They say it’s not the heat, it’s the humidity. It’s a nice little phrase but, in truth, it falls woefully short of accurately painting the whole picture. A certain level of humidity is tolerable on a relatively cool day. On a scorcher, it will drive even the sanest to wit’s end.
It’s an 80-degree day and this thought enters my head as I step into the batter’s box down 0-1 in the count to Jennie Finch, a U.S. Olympic gold medalist and one of the most highly decorated hurlers in softball history. It shouldn’t be there, of course, because the challenge of hitting a nearly 65-plus mph fastball thrown from 43 feet requires complete concentration. But it’s there.
Finch’s heater is fast, the equivalent of a baseball pitcher throwing 95. That much should be obvious. The real problem, at least as far as I can tell, is the optical illusion presented as it comes hurtling toward the plate. If it were coming in slower, it might be possible to guess correctly. One issue amplifies the other.
Finch’s first pitch started around mid-thigh but was a few inches above my belly button as it zipped by my bat. It allows for precious little time to react. I anticipated as much. What I didn’t account for is the optical illusion presented. One must start swinging as the the ball is released. But where? Where to swing?
It’s like a calculus story problem. And once the batter starts doing math, the fate’s usually already sealed. It’s the speed and the movement. They go hand in hand to create misery.
Fourteen years ago, Finch embarked on a tour across Major League Baseball. The purpose, ostensibly, was to showcase her pitching skills for a regular This Week in Baseball segment. Humiliating the best hitters in the sport was surely just a secondary benefit.
And that’s just what Finch did. Only two hitters –Scott Spiezio and Sean Casey — managed to even make contact against the lethal combination of her rising fastball and Bugs Bunny changeup.
The failure to connect was more inevitability than a shortfalling. Finch has made fools of both journeymen infielders and Hall of Famers alike. Her list of fanned batters include the likes of Barry Bonds, Alex Rodriguez, Albert Pujols and the brothers Giambi. Defenders feel comfortable dropping their gloves and picking dandelions when she gets competitive. There is no risk of a ball being hit in their direction.
Today Finch has a chance to settle an old score with Casey. The .302 lifetime hitter, now an analyst with MLB Network, is stepping into the box against his old foe at a New Jersey Little League field an episode of Play Ball, airing June 24 at 10 a.m. EST.
The first offering zips across the plate, just high.
“It’s a lot faster than I remember,” Casey remarks.
Pitch No. 2 rises above Casey’s bat and sails over the catcher. He read it as a strike and it ended up way out of the zone. Having to reaction so quickly makes this a common problem. Finch floats in a changeup just low then follows with a fastball across the belt.

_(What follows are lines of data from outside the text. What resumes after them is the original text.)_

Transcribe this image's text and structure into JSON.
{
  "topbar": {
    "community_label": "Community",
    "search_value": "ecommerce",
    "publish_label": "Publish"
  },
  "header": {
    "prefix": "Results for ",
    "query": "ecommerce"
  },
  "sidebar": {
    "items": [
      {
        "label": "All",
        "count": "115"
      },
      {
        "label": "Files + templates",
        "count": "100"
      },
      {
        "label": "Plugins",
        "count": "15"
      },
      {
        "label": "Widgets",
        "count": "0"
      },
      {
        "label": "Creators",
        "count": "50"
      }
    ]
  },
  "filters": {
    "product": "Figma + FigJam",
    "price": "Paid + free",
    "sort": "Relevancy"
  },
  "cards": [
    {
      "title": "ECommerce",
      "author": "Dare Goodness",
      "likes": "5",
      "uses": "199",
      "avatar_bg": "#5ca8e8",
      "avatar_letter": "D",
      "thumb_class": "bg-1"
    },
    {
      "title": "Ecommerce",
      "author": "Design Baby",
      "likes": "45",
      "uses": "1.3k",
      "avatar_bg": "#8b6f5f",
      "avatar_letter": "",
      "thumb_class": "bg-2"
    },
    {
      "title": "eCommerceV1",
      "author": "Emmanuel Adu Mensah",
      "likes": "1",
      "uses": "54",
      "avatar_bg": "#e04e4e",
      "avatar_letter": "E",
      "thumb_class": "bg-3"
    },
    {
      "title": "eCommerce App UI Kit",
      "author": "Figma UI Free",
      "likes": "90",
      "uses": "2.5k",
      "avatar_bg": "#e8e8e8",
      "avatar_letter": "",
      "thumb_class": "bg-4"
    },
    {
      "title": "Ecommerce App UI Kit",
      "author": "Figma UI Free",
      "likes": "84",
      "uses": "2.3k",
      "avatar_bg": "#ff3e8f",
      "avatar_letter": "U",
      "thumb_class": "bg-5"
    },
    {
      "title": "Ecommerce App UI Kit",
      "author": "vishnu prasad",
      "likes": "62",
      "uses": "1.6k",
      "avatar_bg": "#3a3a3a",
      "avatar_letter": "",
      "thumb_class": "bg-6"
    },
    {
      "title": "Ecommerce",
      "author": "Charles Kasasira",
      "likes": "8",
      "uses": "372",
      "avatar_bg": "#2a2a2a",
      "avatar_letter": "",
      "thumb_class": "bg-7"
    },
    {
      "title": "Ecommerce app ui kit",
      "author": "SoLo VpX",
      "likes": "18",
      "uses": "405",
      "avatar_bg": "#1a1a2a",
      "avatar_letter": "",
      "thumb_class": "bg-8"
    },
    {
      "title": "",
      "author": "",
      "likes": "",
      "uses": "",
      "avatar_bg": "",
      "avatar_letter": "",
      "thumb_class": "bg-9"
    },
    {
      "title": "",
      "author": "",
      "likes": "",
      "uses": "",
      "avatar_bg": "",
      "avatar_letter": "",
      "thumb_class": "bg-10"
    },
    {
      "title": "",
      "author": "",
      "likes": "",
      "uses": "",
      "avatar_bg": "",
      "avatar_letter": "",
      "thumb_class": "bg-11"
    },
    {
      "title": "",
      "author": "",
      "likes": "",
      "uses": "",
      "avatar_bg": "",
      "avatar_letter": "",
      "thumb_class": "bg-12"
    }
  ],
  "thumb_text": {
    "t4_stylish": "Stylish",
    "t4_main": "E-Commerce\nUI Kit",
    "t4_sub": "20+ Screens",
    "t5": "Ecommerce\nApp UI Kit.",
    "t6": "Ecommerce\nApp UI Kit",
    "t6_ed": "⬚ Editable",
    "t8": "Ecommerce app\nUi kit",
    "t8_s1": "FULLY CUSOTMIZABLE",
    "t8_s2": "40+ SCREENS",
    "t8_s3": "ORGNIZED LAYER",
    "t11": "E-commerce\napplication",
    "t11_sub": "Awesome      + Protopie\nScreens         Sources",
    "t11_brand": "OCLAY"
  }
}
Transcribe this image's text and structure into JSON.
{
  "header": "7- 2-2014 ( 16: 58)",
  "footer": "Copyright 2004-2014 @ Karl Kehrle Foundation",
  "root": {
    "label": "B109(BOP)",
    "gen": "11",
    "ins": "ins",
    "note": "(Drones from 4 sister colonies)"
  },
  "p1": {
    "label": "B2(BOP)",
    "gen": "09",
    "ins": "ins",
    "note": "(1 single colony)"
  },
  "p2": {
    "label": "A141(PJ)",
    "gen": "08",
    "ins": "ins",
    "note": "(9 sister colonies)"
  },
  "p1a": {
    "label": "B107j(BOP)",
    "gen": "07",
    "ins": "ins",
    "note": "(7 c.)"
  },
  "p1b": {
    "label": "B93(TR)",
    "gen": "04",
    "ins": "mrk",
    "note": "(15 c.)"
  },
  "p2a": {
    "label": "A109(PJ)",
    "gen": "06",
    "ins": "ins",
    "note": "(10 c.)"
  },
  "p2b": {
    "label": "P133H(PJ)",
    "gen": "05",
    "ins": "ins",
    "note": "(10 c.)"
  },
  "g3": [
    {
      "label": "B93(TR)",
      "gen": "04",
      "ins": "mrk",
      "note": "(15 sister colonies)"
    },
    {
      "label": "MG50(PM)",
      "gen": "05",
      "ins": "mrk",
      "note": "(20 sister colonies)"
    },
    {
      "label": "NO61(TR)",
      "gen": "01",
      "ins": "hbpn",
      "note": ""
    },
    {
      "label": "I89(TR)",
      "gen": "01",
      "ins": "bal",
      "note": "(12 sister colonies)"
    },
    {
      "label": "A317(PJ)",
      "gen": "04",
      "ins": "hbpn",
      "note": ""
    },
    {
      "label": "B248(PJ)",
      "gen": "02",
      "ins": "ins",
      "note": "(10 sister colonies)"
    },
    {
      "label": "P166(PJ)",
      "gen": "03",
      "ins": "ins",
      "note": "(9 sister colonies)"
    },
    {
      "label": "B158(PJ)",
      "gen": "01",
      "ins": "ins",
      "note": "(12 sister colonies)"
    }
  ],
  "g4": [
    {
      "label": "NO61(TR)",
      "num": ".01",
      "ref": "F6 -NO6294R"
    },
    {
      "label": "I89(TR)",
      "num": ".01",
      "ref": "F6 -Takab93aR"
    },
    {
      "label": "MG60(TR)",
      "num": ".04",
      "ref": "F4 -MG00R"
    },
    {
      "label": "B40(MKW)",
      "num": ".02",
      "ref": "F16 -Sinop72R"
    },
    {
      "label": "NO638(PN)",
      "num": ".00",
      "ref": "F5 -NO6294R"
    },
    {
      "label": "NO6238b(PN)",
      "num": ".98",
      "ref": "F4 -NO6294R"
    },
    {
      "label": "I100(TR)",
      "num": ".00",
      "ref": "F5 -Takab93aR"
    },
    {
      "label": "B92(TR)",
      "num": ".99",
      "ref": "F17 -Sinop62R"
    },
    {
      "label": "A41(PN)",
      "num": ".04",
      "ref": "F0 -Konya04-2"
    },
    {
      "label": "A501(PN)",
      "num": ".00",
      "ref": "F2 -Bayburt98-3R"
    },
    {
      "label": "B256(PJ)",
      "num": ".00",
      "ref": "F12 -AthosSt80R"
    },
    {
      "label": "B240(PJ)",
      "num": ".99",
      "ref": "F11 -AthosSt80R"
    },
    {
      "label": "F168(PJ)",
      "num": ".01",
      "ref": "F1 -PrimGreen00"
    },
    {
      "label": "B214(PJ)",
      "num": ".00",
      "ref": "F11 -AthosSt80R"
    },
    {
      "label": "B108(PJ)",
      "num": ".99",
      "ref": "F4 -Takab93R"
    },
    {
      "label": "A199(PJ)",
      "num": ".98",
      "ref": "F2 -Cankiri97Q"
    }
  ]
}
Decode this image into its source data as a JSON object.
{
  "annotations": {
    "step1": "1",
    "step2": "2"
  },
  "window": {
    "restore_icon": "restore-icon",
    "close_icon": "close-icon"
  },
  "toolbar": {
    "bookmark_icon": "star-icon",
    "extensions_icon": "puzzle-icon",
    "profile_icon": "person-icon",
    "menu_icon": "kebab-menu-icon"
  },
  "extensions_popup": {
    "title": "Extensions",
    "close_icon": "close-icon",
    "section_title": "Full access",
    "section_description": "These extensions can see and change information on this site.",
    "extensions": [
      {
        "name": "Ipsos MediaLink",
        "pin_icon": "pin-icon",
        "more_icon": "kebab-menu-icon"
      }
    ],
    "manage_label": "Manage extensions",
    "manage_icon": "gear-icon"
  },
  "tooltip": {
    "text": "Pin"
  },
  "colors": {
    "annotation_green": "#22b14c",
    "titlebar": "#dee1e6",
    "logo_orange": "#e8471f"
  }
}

Casey takes issue with the call but, in reality, couldn’t have hit it anyway. Finch reaches back and rockets one wide to pull the count to 3-2, setting up the payoff pitch, which is a blistering fastball far too quick for Casey’s bat.
Revenge, a dish best served cold, is finally plated after sitting out in room temperatures for 14 years.
“I’m not going to lie,” a vindicated Finch says. “I was pretty bitter that he was the one to make contact me so it would be terrible if he did it again, so at least now we’re even.”
“I don’t know if I’m older and slower or if my fast-twitch muscles aren’t there anymore, but I thought it was gasoline,” Casey says.
Seeing a professional hitter fail miserably has diminished any lingering hope that I, a slight-of-build sports blogger whose ceiling is hitting .302 in an over-30 men’s league, will be able to make contact. If watching the previous at-bat taught me anything, however, it was to lay off the high ones. As with a riding heater in baseball, it is extremely difficult to catch up to anything above the belt.
That was the gameplan. The execution did not match the best laid plans.
It is at this time that I tell you, dear reader, that the impossible was almost achieved. Finch’s first pitch toward the plate was about belt-high and my reaction was swift. Perhaps it’s wishful thinking but it felt like I almost had it. The end result, granted was a mighty swing and a miss.
If my first cut was impressive, the rest of the sequence went along way in exposing both myself as a fraud and Finch as an impossible task.
Pitch two sailed head-high for a ball. Pitch three was a changeup that elicited a comically earlier swing/wave and a guttural moan. Some face was saved when I resisted the urge to swing again as it bounced short of the plate.
Finch put me out of misery with her best riser. What looked like a pill at my waist ended up cap high — a realization made far too late to check my swing. And that was it. I suffered the same fruitless end as so many others who tried to hit Finch, and looked awful doing it.
Like the mighty Casey, I too had struck out.
With Casey and Finch now even, the obvious question lingers. Will there be a rubber match in 2031?
“In 14 more years I think I’ll need a chiropractor,” Casey, who has grown accustomed to the studio, laughs.
Finch, a youth softball ambassador for Major League Baseball, is equally non-committal.
“No promises,” she says. “We’ll see if he can still hold a bat and I can still hold a ball.”